Reputation: 974
This is the website I am crawling. I had no problem at first, but then I encountered this error.
[scrapy] DEBUG: Redirecting (meta refresh) to <GET https://www.propertyguru.com.my/distil_r_captcha.html?requestId=9f8ba25c-3673-40d3-bfe2-6e01460be915&httpReferrer=%2Fproperty-for-rent%2F1> from <GET https://www.propertyguru.com.my/property-for-rent/1>
Website knows I am a bot and redirects me to a page with a captcha code. I think handle_httpstatus_list
or dont_redirect
doesn't work because redirection isn't done with http status codes. This is my crawler's code. Is there any way to stop this redirection?
class MySpider(CrawlSpider):
name = 'myspider'
start_urls = [
'https://www.propertyguru.com.my/property-for-rent/1',
]
headers = {
'User-Agent': 'Mozilla/5.0 (Windows NT 10.0; Win64; x64) AppleWebKit/537.36 (KHTML, like Gecko) Chrome/74.0.3729.169 Safari/537.36'
}
meta = {
'dont_redirect': True
}
def parse(self, response):
items = response.css('div.header-container h3.ellipsis a.nav-link::attr(href)').getall()
if items:
for item in items:
if item.startswith('/property-listing/'):
yield scrapy.Request(
url='https://www.propertyguru.com.my{}'.format(item),
method='GET',
headers=self.headers,
meta=self.meta,
callback=self.parse_items
)
def parse_items(self, response):
from scrapy.shell import inspect_response
inspect_response(response, self)
UPDATE: I tried those settings, but they didn't work either.
custom_settings = {
'DOWNLOAD_DELAY': 5,
'DOWNLOAD_TIMEOUT': 360,
'CONCURRENT_REQUESTS_PER_DOMAIN': 1,
'CONCURRENT_ITEMS': 1,
'REDIRECT_MAX_METAREFRESH_DELAY': 200,
'REDIRECT_MAX_TIMES': 40,
}
Upvotes: 5
Views: 2846
Reputation: 2927
To stop meta refresh, simply disable it in the crawler settings.py file:
METAREFRESH_ENABLED = False
https://docs.scrapy.org/en/latest/topics/downloader-middleware.html#metarefreshmiddleware-settings
Upvotes: 2
Reputation: 1035
This website is protected by Distil Networks. They are using JavaScript to determine you are a bot. Are they letting some requests through or none at all? You may be able to have some success with Selenium, but in my experience they will catch on eventually. The solution involves randomizing the entire browser fingerprint from screen size and everything else you can think of. If anybody else has additional info I would be interested to hear about it. I'm not sure about SoF ToS on stuff like this.
If you load up a proxy like charles proxy or something so you can see everything going on you can look at all the JS they are running on you.
If they are letting 0 requests through I'd advise using Selenium to see your luck.

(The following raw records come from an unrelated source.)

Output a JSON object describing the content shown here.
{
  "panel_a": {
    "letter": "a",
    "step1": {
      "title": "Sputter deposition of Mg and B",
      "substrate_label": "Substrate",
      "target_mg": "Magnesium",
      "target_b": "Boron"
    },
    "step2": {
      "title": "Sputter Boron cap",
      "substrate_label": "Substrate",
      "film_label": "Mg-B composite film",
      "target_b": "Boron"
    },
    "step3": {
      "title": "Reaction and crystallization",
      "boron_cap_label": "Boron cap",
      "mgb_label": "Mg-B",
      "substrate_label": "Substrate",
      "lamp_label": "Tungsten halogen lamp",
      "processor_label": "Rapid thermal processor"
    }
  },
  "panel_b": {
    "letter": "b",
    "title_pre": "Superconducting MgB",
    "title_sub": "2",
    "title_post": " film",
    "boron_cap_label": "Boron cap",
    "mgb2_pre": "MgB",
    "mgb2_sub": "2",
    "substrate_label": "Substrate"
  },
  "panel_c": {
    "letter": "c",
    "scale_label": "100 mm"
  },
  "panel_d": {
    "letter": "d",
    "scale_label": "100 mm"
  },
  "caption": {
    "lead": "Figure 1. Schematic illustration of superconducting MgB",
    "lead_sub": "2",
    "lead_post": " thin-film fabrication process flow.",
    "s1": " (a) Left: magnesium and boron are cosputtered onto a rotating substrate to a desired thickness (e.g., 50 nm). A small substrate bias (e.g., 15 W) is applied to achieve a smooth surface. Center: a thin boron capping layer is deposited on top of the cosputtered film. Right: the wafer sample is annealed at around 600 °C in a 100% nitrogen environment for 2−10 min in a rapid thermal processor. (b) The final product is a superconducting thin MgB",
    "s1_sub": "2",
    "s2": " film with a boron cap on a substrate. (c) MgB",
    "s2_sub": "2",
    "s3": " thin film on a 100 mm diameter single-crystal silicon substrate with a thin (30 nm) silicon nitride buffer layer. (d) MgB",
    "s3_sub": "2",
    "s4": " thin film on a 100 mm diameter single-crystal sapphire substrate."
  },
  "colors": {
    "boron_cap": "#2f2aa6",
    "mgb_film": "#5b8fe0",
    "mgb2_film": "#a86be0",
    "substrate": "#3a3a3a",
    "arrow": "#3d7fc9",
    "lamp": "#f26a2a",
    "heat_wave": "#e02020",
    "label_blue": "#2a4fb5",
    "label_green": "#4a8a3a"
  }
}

If they are letting some through and redirecting others my experience is over time they will eventually redirect them all. What I would do if they are letting some through is set http_retry_codes = []
Just to expand on this some more I will link to this post about over riding your navigator object with Selenium which is what contains much of your browser fingerprint. It must be done in JS and on every page load. I can't attest to its effectiveness against Distil. See this answer
The direct answer to your question thanks to other answer for completing my answer.
#settings.py
HTTP_RETRY_CODES = [404, 303, 304, ???]
RETRY_TIMES = 20
DOWNLOADER_MIDDLEWARES = {
'scrapy.downloadermiddlewares.redirect.MetaRefreshMiddleware': None,
}
In spider meta attributes for a particular request:
meta={'dont_redirect': True}
Also it's worth noting that you can in the middleware under process_response method catch the 302 and have it throw off another request. This in combination with HTTP RETRY CODES is a good way to brute force if you have a good UA list and IP source.
I suggest you try https://scrapinghub.com/crawlera . They recently raised their prices but they supply good IPs and detect bans. It really is worth it if you need to get to certain information. Their network is smart unlike most IP rotation networks that are much cheaper. They have a trial going on so you can verify if it works and its made by the developers of scrapy so follow the documentation for easy install with
pip install scrapy_crawlera
Then you can retry all of them until your rotator gives you a good IP which I suspect you will see that over a short period of time they will all be banned.
Upvotes: 5
Reputation: 739
To stop meta refresh disable download middleware MetaRefreshMiddleware in project settings by setting it's value to None:
DOWNLOADER_MIDDLEWARES = {
'scrapy.downloadermiddlewares.redirect.MetaRefreshMiddleware': None,
}
Upvotes: 1